Now we’re moving on to curation. Here, Bloomstein argues that point of view is also critical, which I’d agree. She’s talking about museum exhibit curation as a clear example of this.
Interesting point on the difference between curation of a museum exhibition and curating web content. In a museum exhibition, there are usually a very limited number of potential objects available. You make a list of everything you want, and you see what you can get. In web content, there’s often far more available than you could ever use. We often use automated filters with a few parameters and boom! There’s the current top news on X topic.
Pulls up a great example of Skittles pulling everything about Skittles from Twitter onto their site a couple of years ago. They had no human filter, and some of the tweets were NOT brand-appropriate. Human curation is critical to maintain your brand identity and speak appropriately to your audience.
Now talking about how to create, shape the user experience. Apparently there’s a debate in the UX community about how possible this is, since each user brings own baggage, and you can’t control that.
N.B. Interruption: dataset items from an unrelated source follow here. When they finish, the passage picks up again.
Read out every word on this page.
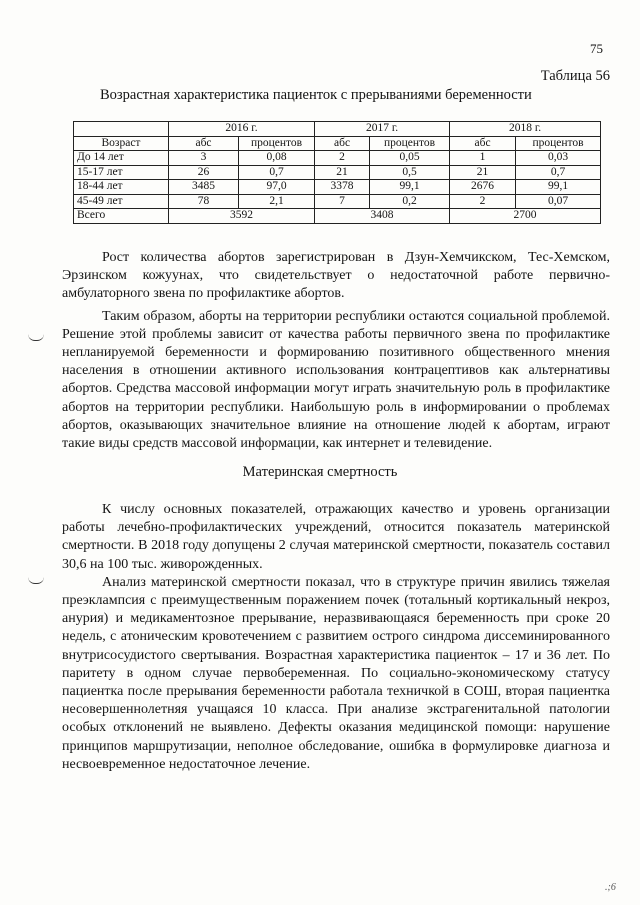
75
Таблица 56
Возрастная характеристика пациенток с прерываниями беременности
	2016 г.		2017 г.		2018 г.	
Возраст	абс	процентов	абс	процентов	абс	процентов
До 14 лет	3	0,08	2	0,05	1	0,03
15-17 лет	26	0,7	21	0,5	21	0,7
18-44 лет	3485	97,0	3378	99,1	2676	99,1
45-49 лет	78	2,1	7	0,2	2	0,07
Всего	3592		3408		2700	

Рост количества абортов зарегистрирован в Дзун-Хемчикском, Тес-Хемском, Эрзинском кожуунах, что свидетельствует о недостаточной работе первично-амбулаторного звена по профилактике абортов.

Таким образом, аборты на территории республики остаются социальной проблемой. Решение этой проблемы зависит от качества работы первичного звена по профилактике непланируемой беременности и формированию позитивного общественного мнения населения в отношении активного использования контрацептивов как альтернативы абортов. Средства массовой информации могут играть значительную роль в профилактике абортов на территории республики. Наибольшую роль в информировании о проблемах абортов, оказывающих значительное влияние на отношение людей к абортам, играют такие виды средств массовой информации, как интернет и телевидение.

Материнская смертность

К числу основных показателей, отражающих качество и уровень организации работы лечебно-профилактических учреждений, относится показатель материнской смертности. В 2018 году допущены 2 случая материнской смертности, показатель составил 30,6 на 100 тыс. живорожденных.

Анализ материнской смертности показал, что в структуре причин явились тяжелая преэклампсия с преимущественным поражением почек (тотальный кортикальный некроз, анурия) и медикаментозное прерывание, неразвивающаяся беременность при сроке 20 недель, с атоническим кровотечением с развитием острого синдрома диссеминированного внутрисосудистого свертывания. Возрастная характеристика пациенток – 17 и 36 лет. По паритету в одном случае первобеременная. По социально-экономическому статусу пациентка после прерывания беременности работала техничкой в СОШ, вторая пациентка несовершеннолетняя учащаяся 10 класса. При анализе экстрагенитальной патологии особых отклонений не выявлено. Дефекты оказания медицинской помощи: нарушение принципов маршрутизации, неполное обследование, ошибка в формулировке диагноза и несвоевременное недостаточное лечение.

.;6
Bloomstein says the museum perspective says, there are common human elements that a curator can play on and use to shape our experience.
Bloomstein says it’s important to get clients [your company, whoever you’re working with on content strategy] to focus on their objectives before you start content strategy work.
Current trend in museum curation has museums highlighting the curator and their perspective … very transparent. We don’t always do this in media, web content or other fields. Should we?
Quotes Mandy Brown [editor of A Book Apart, A List Apart] from yesterday: “We need more tools for human curation. We’re trying to replace humans with algorithms.”
My perspective [Pardon how obvious this is]: There are some things that humans do better and some things that algorithms do. We should let each do their best work. [Of course, this doesn’t always happen. I guess that’s Brown’s point.]
Bloomstein says that curation without perspective is aggregation. Where I would argue with this is that she seems to say it isn’t possible to present perspective through an algorithm. I think it absolutely is, if the human designs the algorithm appropriately.
Now talking about the Sarbanes-Oxley requirements on document management — relating to how public companies manage their digital assets, including all online communication. Serious consequences to a lack of a curation/archival strategy.
Really good questions on ethics now. Photo of a yeast bloom that was on the cover of Scientific American — original photo included the petri dish that held the yeast. They wanted to focus on the yeast, so they removed the petri dish from the photo. OK?
Quote from Martin Scorcese on the importance of directing, not just selecting, the right shots to make your movie. What are you setting out to say? Make that happen.